Le moment choisi a suscité des interrogations parmi les analystes politiques. L’annonce intervient quelques jours seulement avant la rencontre de Trump avec la présidente mexicaine Claudia Sheinbaum et deux semaines avant des discussions prévues avec Trudeau. Certains observateurs suggèrent que la menace tarifaire sert de tactique de négociation plutôt que de politique définitive.
« Cela suit un schéma familier, » note l’ancien ambassadeur américain au Canada Bruce Heyman. « Créer une crise, exiger des concessions, puis revendiquer la victoire avec une version légèrement modifiée du statu quo. La question est de savoir si le Canada et le Mexique accepteront cette approche une deuxième fois. »
Pour les consommateurs ordinaires, les conséquences pourraient bientôt devenir tangibles. Les économistes de la Banque TD prévoient des augmentations de prix de 3 à 7% sur les appareils électroménagers, les automobiles et les matériaux de construction d’ici le printemps si les tarifs entrent en vigueur comme annoncé.
Cette décision a suscité des critiques de sources inattendues. Le Conseil américain de politique automobile, représentant les principaux constructeurs automobiles américains, a publié une déclaration avertissant que « perturber les chaînes d’approvisionnement intégrées risque de compromettre la compétitivité manufacturière américaine à un moment critique de la transition vers les véhicules électriques. »
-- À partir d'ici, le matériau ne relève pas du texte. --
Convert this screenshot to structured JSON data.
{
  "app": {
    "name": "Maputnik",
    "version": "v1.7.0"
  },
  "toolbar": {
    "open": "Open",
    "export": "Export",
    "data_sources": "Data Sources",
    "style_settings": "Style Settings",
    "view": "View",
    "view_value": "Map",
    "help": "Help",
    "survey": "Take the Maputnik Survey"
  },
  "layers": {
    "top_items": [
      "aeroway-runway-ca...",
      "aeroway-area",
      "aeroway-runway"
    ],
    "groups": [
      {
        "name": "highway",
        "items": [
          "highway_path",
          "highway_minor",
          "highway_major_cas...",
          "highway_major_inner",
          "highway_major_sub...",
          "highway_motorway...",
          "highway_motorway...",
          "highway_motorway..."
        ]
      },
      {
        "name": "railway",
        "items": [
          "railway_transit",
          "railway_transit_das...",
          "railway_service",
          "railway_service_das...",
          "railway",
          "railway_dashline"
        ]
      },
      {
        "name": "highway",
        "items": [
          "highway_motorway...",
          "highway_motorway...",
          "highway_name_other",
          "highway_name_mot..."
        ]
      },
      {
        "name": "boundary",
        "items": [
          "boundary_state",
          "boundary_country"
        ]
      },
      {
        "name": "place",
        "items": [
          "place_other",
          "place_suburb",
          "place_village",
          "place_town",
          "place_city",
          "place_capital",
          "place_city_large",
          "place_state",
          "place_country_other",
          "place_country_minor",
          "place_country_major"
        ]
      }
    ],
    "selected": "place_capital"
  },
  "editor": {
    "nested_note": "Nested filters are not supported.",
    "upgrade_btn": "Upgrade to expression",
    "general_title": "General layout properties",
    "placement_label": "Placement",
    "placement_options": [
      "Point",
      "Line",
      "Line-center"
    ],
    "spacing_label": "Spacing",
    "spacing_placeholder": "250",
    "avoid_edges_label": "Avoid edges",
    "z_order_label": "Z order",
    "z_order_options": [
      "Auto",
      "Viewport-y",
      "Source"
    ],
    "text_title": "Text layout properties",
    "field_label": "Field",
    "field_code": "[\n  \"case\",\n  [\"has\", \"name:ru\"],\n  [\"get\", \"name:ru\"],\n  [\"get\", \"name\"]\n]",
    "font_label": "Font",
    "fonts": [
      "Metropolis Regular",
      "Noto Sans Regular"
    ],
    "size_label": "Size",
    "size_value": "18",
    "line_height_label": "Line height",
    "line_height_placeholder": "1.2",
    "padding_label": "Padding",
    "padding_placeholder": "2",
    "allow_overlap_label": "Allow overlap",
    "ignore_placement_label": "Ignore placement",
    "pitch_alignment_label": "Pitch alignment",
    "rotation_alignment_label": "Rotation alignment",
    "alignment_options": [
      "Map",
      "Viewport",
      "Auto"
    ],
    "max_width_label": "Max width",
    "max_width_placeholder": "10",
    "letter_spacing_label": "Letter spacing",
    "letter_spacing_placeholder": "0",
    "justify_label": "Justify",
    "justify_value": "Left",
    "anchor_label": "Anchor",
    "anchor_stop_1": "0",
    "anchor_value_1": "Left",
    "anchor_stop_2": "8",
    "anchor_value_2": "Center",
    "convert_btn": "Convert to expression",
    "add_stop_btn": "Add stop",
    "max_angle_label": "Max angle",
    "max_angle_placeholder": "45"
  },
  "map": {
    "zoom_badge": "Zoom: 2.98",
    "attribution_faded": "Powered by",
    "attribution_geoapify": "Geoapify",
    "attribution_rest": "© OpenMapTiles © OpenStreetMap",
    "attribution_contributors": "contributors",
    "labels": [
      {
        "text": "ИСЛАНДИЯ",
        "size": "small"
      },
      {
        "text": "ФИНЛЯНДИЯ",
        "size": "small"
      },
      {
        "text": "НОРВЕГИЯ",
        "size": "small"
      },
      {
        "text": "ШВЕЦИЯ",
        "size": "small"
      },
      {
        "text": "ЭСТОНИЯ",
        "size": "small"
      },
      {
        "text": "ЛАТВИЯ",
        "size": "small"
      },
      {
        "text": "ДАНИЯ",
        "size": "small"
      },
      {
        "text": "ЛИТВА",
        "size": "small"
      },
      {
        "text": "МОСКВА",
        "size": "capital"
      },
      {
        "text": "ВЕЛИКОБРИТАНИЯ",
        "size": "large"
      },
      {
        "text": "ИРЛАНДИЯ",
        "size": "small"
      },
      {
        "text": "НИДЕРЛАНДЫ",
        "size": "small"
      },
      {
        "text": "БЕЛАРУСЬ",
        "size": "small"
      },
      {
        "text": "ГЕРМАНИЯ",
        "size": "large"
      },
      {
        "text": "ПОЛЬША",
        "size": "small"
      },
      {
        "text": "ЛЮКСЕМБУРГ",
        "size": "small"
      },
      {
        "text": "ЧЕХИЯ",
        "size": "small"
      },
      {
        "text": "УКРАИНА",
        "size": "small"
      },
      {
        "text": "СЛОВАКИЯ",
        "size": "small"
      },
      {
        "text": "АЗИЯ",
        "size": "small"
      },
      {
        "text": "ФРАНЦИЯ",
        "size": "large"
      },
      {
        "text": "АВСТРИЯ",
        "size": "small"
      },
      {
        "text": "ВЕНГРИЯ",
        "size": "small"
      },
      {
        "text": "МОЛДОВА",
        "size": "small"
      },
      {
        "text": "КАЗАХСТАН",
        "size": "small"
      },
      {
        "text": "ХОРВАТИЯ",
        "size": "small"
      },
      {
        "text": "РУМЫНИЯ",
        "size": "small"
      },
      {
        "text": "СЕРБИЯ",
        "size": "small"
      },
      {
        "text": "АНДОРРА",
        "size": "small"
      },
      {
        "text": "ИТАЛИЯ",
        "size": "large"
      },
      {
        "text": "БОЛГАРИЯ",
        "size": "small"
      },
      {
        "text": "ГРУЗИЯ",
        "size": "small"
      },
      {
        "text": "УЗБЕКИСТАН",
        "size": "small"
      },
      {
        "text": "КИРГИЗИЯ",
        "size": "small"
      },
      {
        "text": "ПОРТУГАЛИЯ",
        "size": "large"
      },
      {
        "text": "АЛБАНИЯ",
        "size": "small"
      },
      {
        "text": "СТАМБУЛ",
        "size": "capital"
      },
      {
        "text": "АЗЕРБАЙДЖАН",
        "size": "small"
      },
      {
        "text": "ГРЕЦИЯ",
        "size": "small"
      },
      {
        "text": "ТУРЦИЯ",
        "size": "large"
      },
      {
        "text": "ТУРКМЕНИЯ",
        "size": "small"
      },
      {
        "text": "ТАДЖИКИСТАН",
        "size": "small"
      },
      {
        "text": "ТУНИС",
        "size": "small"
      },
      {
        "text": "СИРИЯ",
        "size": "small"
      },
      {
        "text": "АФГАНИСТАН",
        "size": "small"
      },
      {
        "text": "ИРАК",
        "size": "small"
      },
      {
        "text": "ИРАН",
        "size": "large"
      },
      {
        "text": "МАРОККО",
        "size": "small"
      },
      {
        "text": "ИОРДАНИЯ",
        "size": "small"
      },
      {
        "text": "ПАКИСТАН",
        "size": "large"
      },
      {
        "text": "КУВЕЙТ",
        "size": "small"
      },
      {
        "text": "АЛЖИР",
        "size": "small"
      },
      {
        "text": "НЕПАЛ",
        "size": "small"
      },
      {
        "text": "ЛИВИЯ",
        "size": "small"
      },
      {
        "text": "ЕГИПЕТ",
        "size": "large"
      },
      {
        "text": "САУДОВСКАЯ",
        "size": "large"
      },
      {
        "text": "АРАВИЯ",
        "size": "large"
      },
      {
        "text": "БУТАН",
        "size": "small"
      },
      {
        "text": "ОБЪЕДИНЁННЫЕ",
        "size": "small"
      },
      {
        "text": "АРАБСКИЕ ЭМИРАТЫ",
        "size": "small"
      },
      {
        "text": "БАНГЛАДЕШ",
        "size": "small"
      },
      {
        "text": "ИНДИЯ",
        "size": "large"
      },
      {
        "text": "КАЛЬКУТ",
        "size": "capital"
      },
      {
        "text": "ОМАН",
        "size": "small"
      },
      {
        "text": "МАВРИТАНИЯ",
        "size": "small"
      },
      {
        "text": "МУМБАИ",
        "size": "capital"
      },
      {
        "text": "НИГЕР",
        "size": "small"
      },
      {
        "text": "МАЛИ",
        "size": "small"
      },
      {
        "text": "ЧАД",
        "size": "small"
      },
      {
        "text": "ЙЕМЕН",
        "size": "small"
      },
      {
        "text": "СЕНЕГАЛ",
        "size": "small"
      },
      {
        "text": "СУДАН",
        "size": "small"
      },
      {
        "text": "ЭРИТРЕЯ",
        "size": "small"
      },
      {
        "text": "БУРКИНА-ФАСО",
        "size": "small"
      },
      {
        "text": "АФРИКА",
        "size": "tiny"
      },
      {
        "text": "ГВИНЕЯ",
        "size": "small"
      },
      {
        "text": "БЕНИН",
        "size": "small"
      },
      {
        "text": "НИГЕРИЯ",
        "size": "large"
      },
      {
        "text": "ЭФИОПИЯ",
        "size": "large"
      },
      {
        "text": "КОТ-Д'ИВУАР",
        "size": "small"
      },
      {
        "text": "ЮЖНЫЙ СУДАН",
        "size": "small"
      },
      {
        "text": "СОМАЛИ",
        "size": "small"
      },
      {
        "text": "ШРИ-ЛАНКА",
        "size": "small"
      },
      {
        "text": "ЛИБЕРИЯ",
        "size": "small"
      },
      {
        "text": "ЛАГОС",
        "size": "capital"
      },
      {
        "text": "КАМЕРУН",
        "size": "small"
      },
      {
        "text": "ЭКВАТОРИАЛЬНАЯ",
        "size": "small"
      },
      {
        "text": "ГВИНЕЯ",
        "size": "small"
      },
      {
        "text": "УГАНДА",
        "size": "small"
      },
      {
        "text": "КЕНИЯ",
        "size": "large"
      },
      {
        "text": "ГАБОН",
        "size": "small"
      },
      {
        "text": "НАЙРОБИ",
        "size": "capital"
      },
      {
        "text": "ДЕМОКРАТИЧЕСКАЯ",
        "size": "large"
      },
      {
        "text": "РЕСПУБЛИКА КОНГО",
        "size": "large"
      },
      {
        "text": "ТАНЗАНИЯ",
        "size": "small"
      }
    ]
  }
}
Alors que les marchés digèrent l’annonce, la question plus importante reste de savoir comment cette première salve pourrait remodeler l’intégration économique nord-américaine soigneusement construite au cours des décennies. Ce qui ressort clairement de mes conversations à travers le secteur manufacturier aujourd’hui, c’est que l’incertitude elle-même est déjà devenue une force économique, indépendamment du fait que les tarifs se matérialisent ou non comme menacé.